Federal officials close review of officer-involved shooting of Jacob Blake
KENOSHA, Wis. (CBS 58) -- The Justice Department announced Friday, Oct. 8, that it will not pursue federal criminal civil rights charges against a Kenosha Police Department (KPD) officer for his involvement in the Aug. 23, 2020, shooting of 30-year-old Jacob Blake.
According to a news release, officials from the Justice Department’s Civil Rights Division and the U.S. Attorney’s Office for the Eastern District of Wisconsin informed representatives of the Blake family of this determination. The department makes this decision because the evidence obtained is insufficient to prove that the KPD officer willfully used excessive force, the release says.
A team of experienced federal prosecutors from the Civil Rights Division and the U.S. Attorney’s Office reviewed evidence obtained by the FBI and state investigators to determine whether the police officer violated any federal laws, focusing on the application of deprivation of rights under color of law, a federal criminal civil rights statute that prohibits certain types of official misconduct. They conducted a detailed and lengthy analysis of numerous materials, including police reports, law enforcement accounts, witness statements, affidavits of witnesses, dispatch logs, physical evidence reports, photographs and videos of some portions of the incident.

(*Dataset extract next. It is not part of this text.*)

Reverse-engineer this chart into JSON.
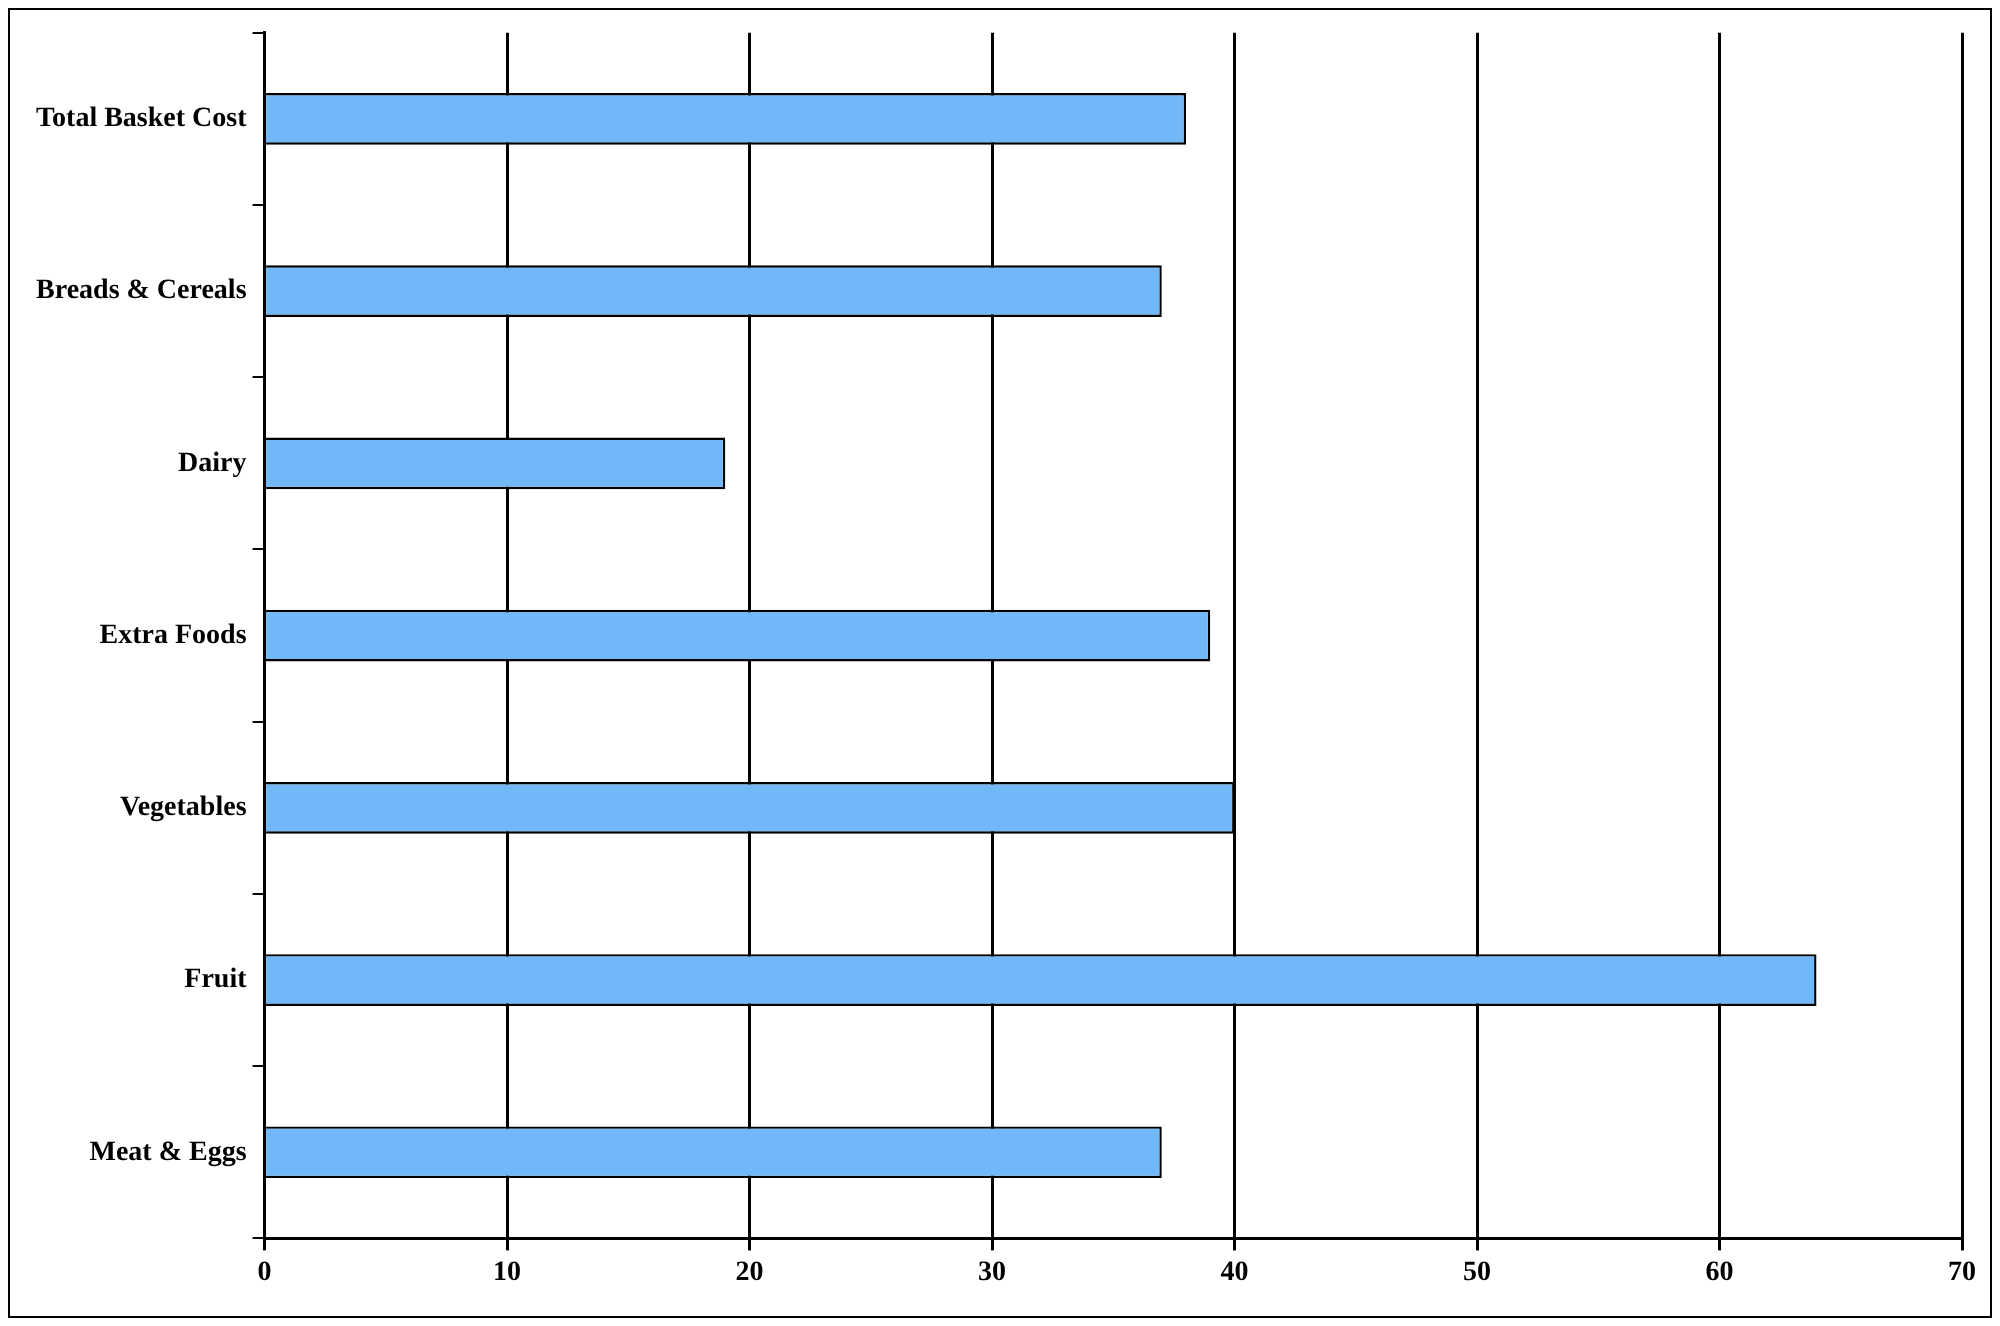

Under the applicable federal criminal civil rights laws, prosecutors must establish, beyond a reasonable doubt, that an officer “willfully” deprived an individual of a constitutional right, meaning that the officer acted with the deliberate and specific intent to do something the law forbids. This is the highest standard of intent imposed by the law. Neither accident, mistake, fear, negligence, nor bad judgment is sufficient to establish a willful federal criminal civil rights violation.